Week 10 Day 1 Discussion Question 1

Regarding Julia Serano’s work on transmisogyny, Elías Cosenza Krell writes:

Serano argues that the abjection of femininity in conjunction with transgenderism constitutes a particular form of oppression that trans women face. She calls this oppression “transmisogyny.” Serano’s scholarship has contributed greatly to the conversation on cis/sexism and the devaluation of femininity both in and outside feminist communities. However, her scholarship elides race and class and allows white middle-classness to stand in as a universal, greatly diminishing the capacity of transmisogyny to describe the oppression(s) that trans women of color, and Black women in particular, face. (Krell, 232)

Having read Serano’s work, do you agree with Krell’s critique?

Week 9 Day 1 Discussion Question 6

Moya Bailey writes that “if you want to see misogynoir in action you need only turn on the news, see a movie, watch television, or scroll your timeline.
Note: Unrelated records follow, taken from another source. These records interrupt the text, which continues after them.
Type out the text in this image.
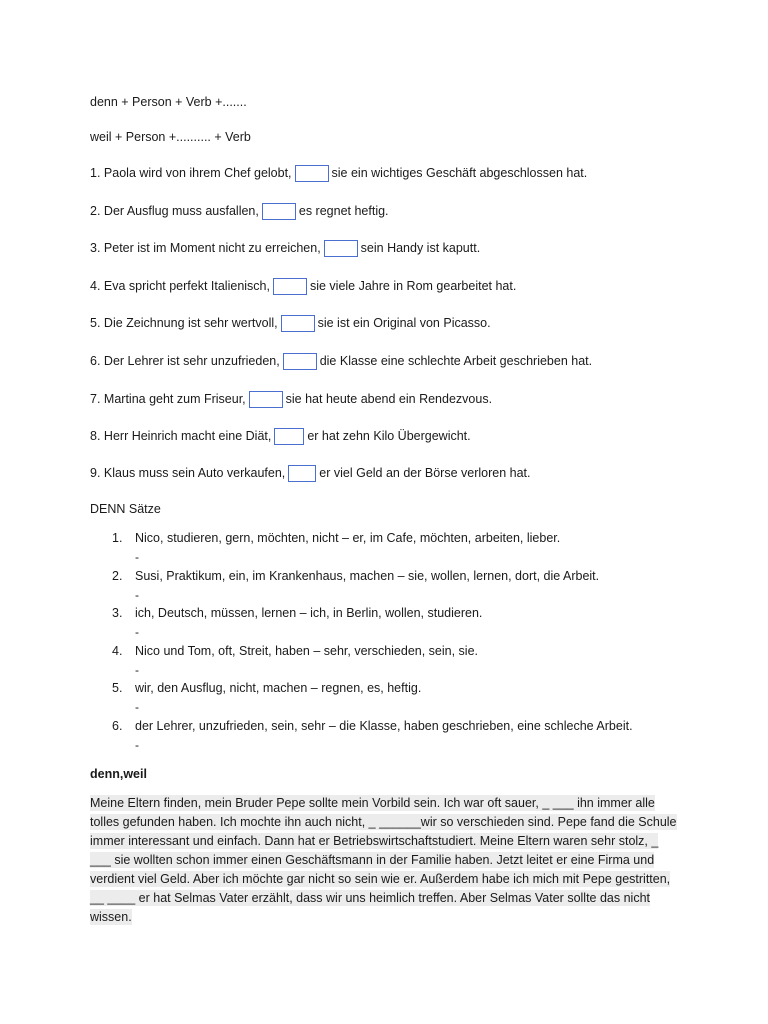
denn + Person + Verb +.......
weil + Person +.......... + Verb
1. Paola wird von ihrem Chef gelobt,	sie ein wichtiges Geschäft abgeschlossen hat.
2. Der Ausflug muss ausfallen,	es regnet heftig.
3. Peter ist im Moment nicht zu erreichen,	sein Handy ist kaputt.
4. Eva spricht perfekt Italienisch,	sie viele Jahre in Rom gearbeitet hat.
5. Die Zeichnung ist sehr wertvoll,	sie ist ein Original von Picasso.
6. Der Lehrer ist sehr unzufrieden,	die Klasse eine schlechte Arbeit geschrieben hat.
7. Martina geht zum Friseur,	sie hat heute abend ein Rendezvous.
8. Herr Heinrich macht eine Diät,	er hat zehn Kilo Übergewicht.
9. Klaus muss sein Auto verkaufen,	er viel Geld an der Börse verloren hat.
DENN Sätze
1. Nico, studieren, gern, möchten, nicht – er, im Cafe, möchten, arbeiten, lieber.
-
2. Susi, Praktikum, ein, im Krankenhaus, machen – sie, wollen, lernen, dort, die Arbeit.
-
3. ich, Deutsch, müssen, lernen – ich, in Berlin, wollen, studieren.
-
4. Nico und Tom, oft, Streit, haben – sehr, verschieden, sein, sie.
-
5. wir, den Ausflug, nicht, machen – regnen, es, heftig.
-
6. der Lehrer, unzufrieden, sein, sehr – die Klasse, haben geschrieben, eine schleche Arbeit.
-
denn,weil
Meine Eltern finden, mein Bruder Pepe sollte mein Vorbild sein. Ich war oft sauer, _ ___ ihn immer alle tolles gefunden haben. Ich mochte ihn auch nicht, _ ______wir so verschieden sind. Pepe fand die Schule immer interessant und einfach. Dann hat er Betriebswirtschaftstudiert. Meine Eltern waren sehr stolz, _ ___ sie wollten schon immer einen Geschäftsmann in der Familie haben. Jetzt leitet er eine Firma und verdient viel Geld. Aber ich möchte gar nicht so sein wie er. Außerdem habe ich mich mit Pepe gestritten, __ ____ er hat Selmas Vater erzählt, dass wir uns heimlich treffen. Aber Selmas Vater sollte das nicht wissen.
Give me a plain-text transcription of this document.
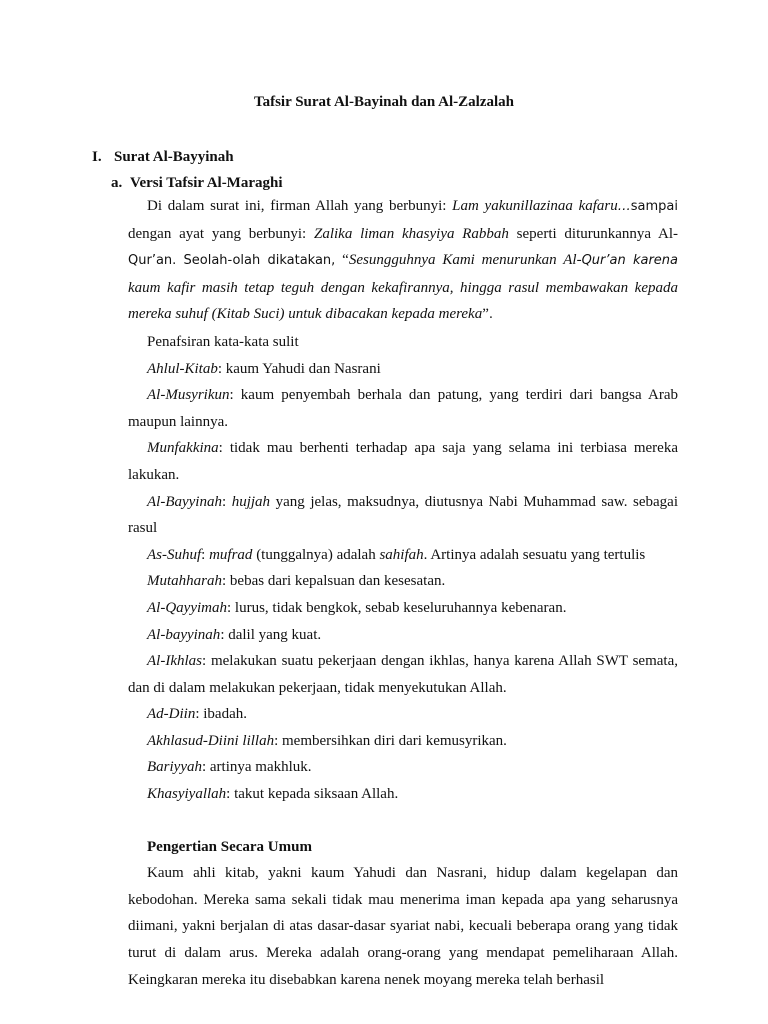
Tafsir Surat Al-Bayinah dan Al-Zalzalah
I. Surat Al-Bayyinah
a. Versi Tafsir Al-Maraghi

Di dalam surat ini, firman Allah yang berbunyi: Lam yakunillazinaa kafaru…sampai dengan ayat yang berbunyi: Zalika liman khasyiya Rabbah seperti diturunkannya Al-Qur’an. Seolah-olah dikatakan, “Sesungguhnya Kami menurunkan Al-Qur’an karena kaum kafir masih tetap teguh dengan kekafirannya, hingga rasul membawakan kepada mereka suhuf (Kitab Suci) untuk dibacakan kepada mereka”.

Penafsiran kata-kata sulit

Ahlul-Kitab: kaum Yahudi dan Nasrani

Al-Musyrikun: kaum penyembah berhala dan patung, yang terdiri dari bangsa Arab maupun lainnya.

Munfakkina: tidak mau berhenti terhadap apa saja yang selama ini terbiasa mereka lakukan.

Al-Bayyinah: hujjah yang jelas, maksudnya, diutusnya Nabi Muhammad saw. sebagai rasul

As-Suhuf: mufrad (tunggalnya) adalah sahifah. Artinya adalah sesuatu yang tertulis

Mutahharah: bebas dari kepalsuan dan kesesatan.

Al-Qayyimah: lurus, tidak bengkok, sebab keseluruhannya kebenaran.

Al-bayyinah: dalil yang kuat.

Al-Ikhlas: melakukan suatu pekerjaan dengan ikhlas, hanya karena Allah SWT semata, dan di dalam melakukan pekerjaan, tidak menyekutukan Allah.

Ad-Diin: ibadah.

Akhlasud-Diini lillah: membersihkan diri dari kemusyrikan.

Bariyyah: artinya makhluk.

Khasyiyallah: takut kepada siksaan Allah.

Pengertian Secara Umum

Kaum ahli kitab, yakni kaum Yahudi dan Nasrani, hidup dalam kegelapan dan kebodohan. Mereka sama sekali tidak mau menerima iman kepada apa yang seharusnya diimani, yakni berjalan di atas dasar-dasar syariat nabi, kecuali beberapa orang yang tidak turut di dalam arus. Mereka adalah orang-orang yang mendapat pemeliharaan Allah. Keingkaran mereka itu disebabkan karena nenek moyang mereka telah berhasil
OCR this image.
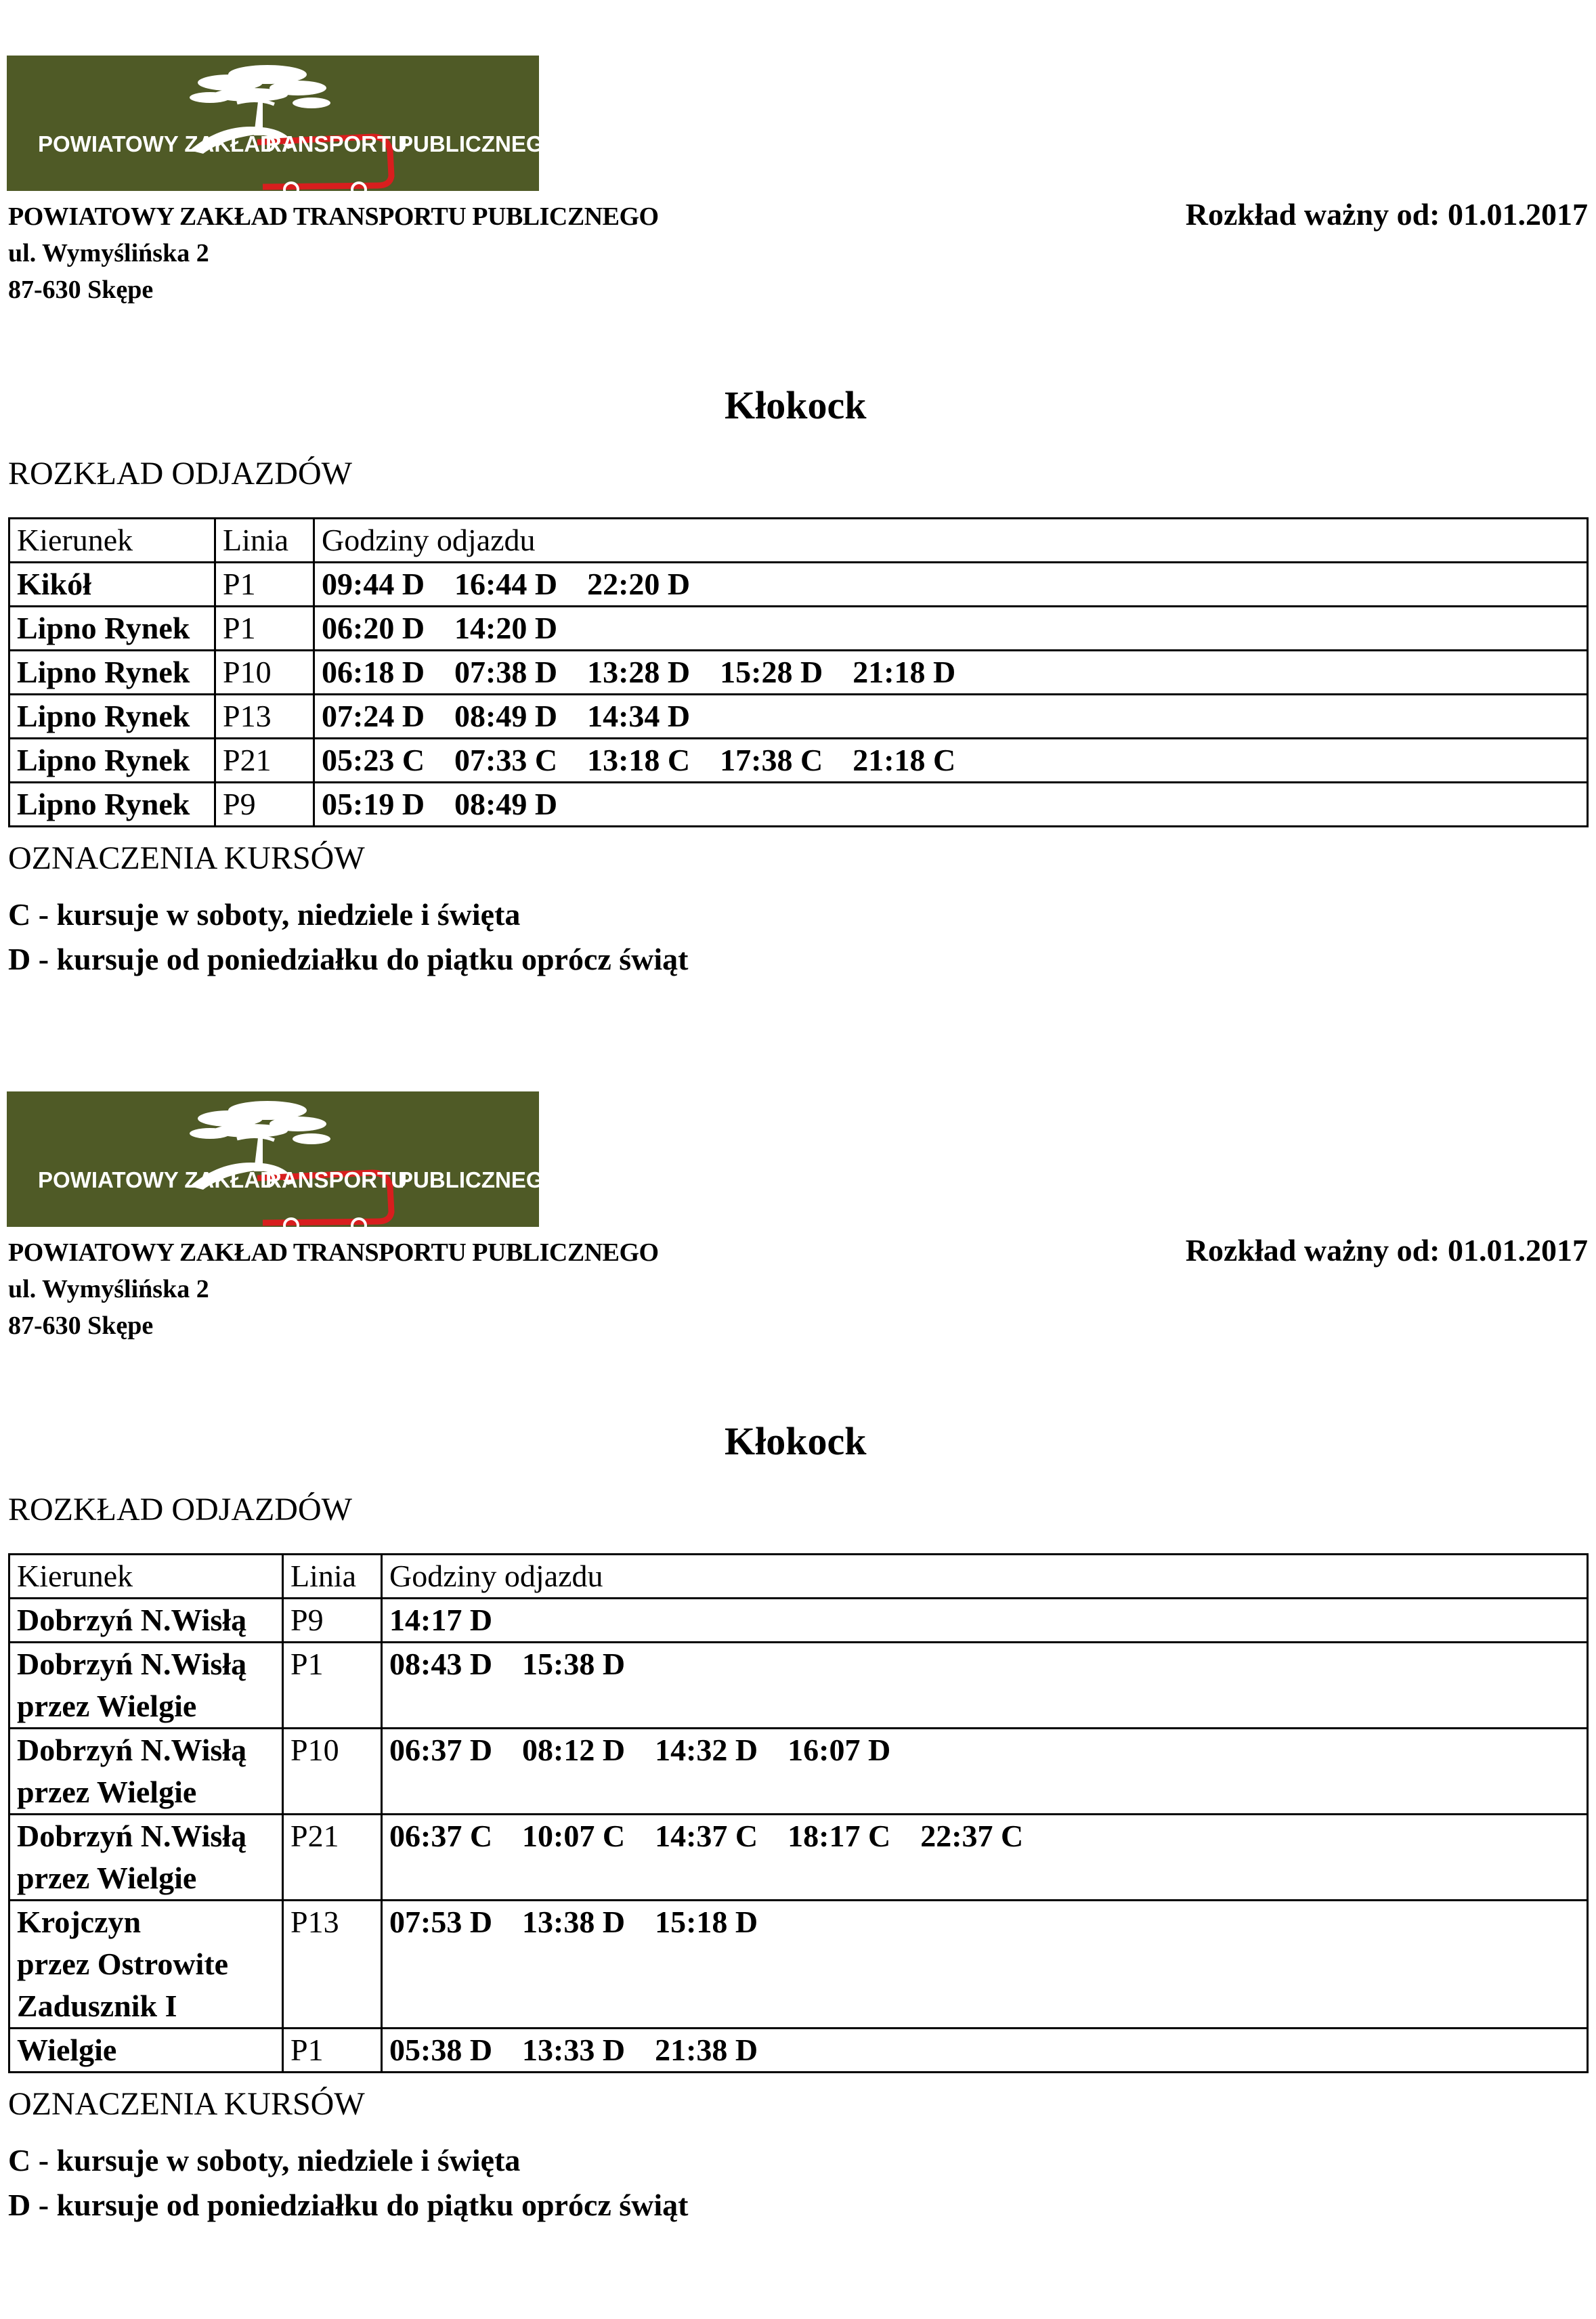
POWIATOWY ZAKŁAD
RANSPORTU
PUBLICZNEGO
POWIATOWY ZAKŁAD TRANSPORTU PUBLICZNEGO
ul. Wymyślińska 2
87-630 Skępe
Rozkład ważny od: 01.01.2017
Kłokock
ROZKŁAD ODJAZDÓW
Kierunek	Linia	Godziny odjazdu

Kikół	P1	09:44 D 16:44 D 22:20 D

Lipno Rynek	P1	06:20 D 14:20 D

Lipno Rynek	P10	06:18 D 07:38 D 13:28 D 15:28 D 21:18 D

Lipno Rynek	P13	07:24 D 08:49 D 14:34 D

Lipno Rynek	P21	05:23 C 07:33 C 13:18 C 17:38 C 21:18 C

Lipno Rynek	P9	05:19 D 08:49 D
OZNACZENIA KURSÓW
C - kursuje w soboty, niedziele i święta
D - kursuje od poniedziałku do piątku oprócz świąt
POWIATOWY ZAKŁAD
RANSPORTU
PUBLICZNEGO
POWIATOWY ZAKŁAD TRANSPORTU PUBLICZNEGO
ul. Wymyślińska 2
87-630 Skępe
Rozkład ważny od: 01.01.2017
Kłokock
ROZKŁAD ODJAZDÓW
Kierunek	Linia	Godziny odjazdu

Dobrzyń N.Wisłą	P9	14:17 D

Dobrzyń N.Wisłą
przez Wielgie	P1	08:43 D 15:38 D

Dobrzyń N.Wisłą
przez Wielgie	P10	06:37 D 08:12 D 14:32 D 16:07 D

Dobrzyń N.Wisłą
przez Wielgie	P21	06:37 C 10:07 C 14:37 C 18:17 C 22:37 C

Krojczyn
przez Ostrowite
Zadusznik I	P13	07:53 D 13:38 D 15:18 D

Wielgie	P1	05:38 D 13:33 D 21:38 D
OZNACZENIA KURSÓW
C - kursuje w soboty, niedziele i święta
D - kursuje od poniedziałku do piątku oprócz świąt
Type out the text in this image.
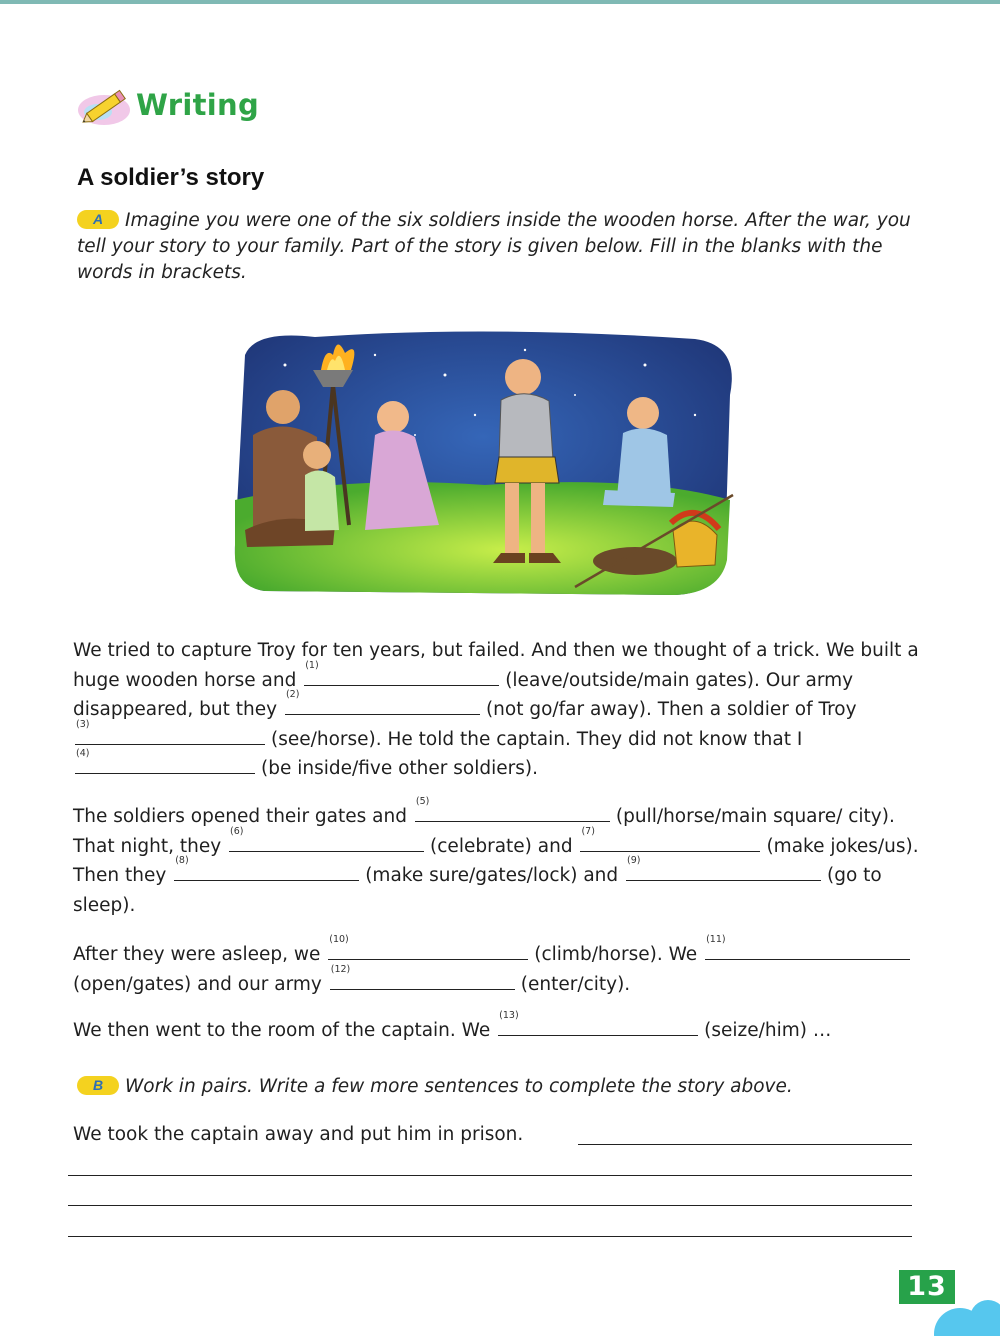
Writing
A soldier’s story
A Imagine you were one of the six soldiers inside the wooden horse. After the war, you tell your story to your family. Part of the story is given below. Fill in the blanks with the words in brackets.
We tried to capture Troy for ten years, but failed. And then we thought of a trick. We built a huge wooden horse and
(1)
(leave/outside/main gates). Our army disappeared, but they
(2)
(not go/far away). Then a soldier of Troy
(3)
(see/horse). He told the captain. They did not know that I
(4)
(be inside/five other soldiers).
The soldiers opened their gates and
(5)
(pull/horse/main square/ city). That night, they
(6)
(celebrate) and
(7)
(make jokes/us). Then they
(8)
(make sure/gates/lock) and
(9)
(go to sleep).
After they were asleep, we
(10)
(climb/horse). We
(11)
(open/gates) and our army
(12)
(enter/city).
We then went to the room of the captain. We
(13)
(seize/him) …
B Work in pairs. Write a few more sentences to complete the story above.
We took the captain away and put him in prison.
13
You will find examples of Black women being denied their humanity in ways that have a direct impact on their lives. But you will also, as I highlight in this text, find evidence of their resistance” (32). According to Bailey, how do “Black women as well as Black nonbinary, agender, and gender-variant folks” use social media to resist misogyoir and “carve out their own spaces” of harm reduction and personal and collective affirmation?

Week 8 Day 2 Question 4

Read Bethan McKernan’s article, “Rape as a weapon: huge scale of sexual violence inflicted in Ukraine emerges,” which was published in The Guardian on Monday, April 4, 2022. As Russian troops retreat from villages around Kyiv, Ukrainian forces and aid workers have discovered evidence of war crimes perpetrated against civilians in their wake. McKernan reports,

Particularly difficult for many to comprehend is the scale of the sexual violence. As Russian troops have withdrawn from towns and suburbs around the capital in order to refocus the war effort on Ukraine’s east, women and girls have come forward to tell the police, media and human rights organisations of atrocities they have suffered at the hands of Russian soldiers. Gang-rapes, assaults taking place at gunpoint, and rapes committed in front of children are among the grim testimonies collected by investigators.

McKernon shares the experience of a young Ukrainian woman named Antonina Medvedchuk. When the Russian invasion began, Medvedchuk began “looking for emergency contraception instead of a basic first aid kit,” because she feared she might be raped. Her mother tried to reassure her that wars like that “don’t exist anymore, they are from old movies.” But Medvedchuk was unconvinced. She stated, ” I have been a feminist for eight years, and I cried in silence, because all wars are like this.”

Based on your understanding of current events in Ukraine and/or other global conflict zones, do you share Medvedchuk’s view that “all wars are like this” – i.e., rife with sexual violence? How might this week’s readings help you to think about rape as a tool of warfare?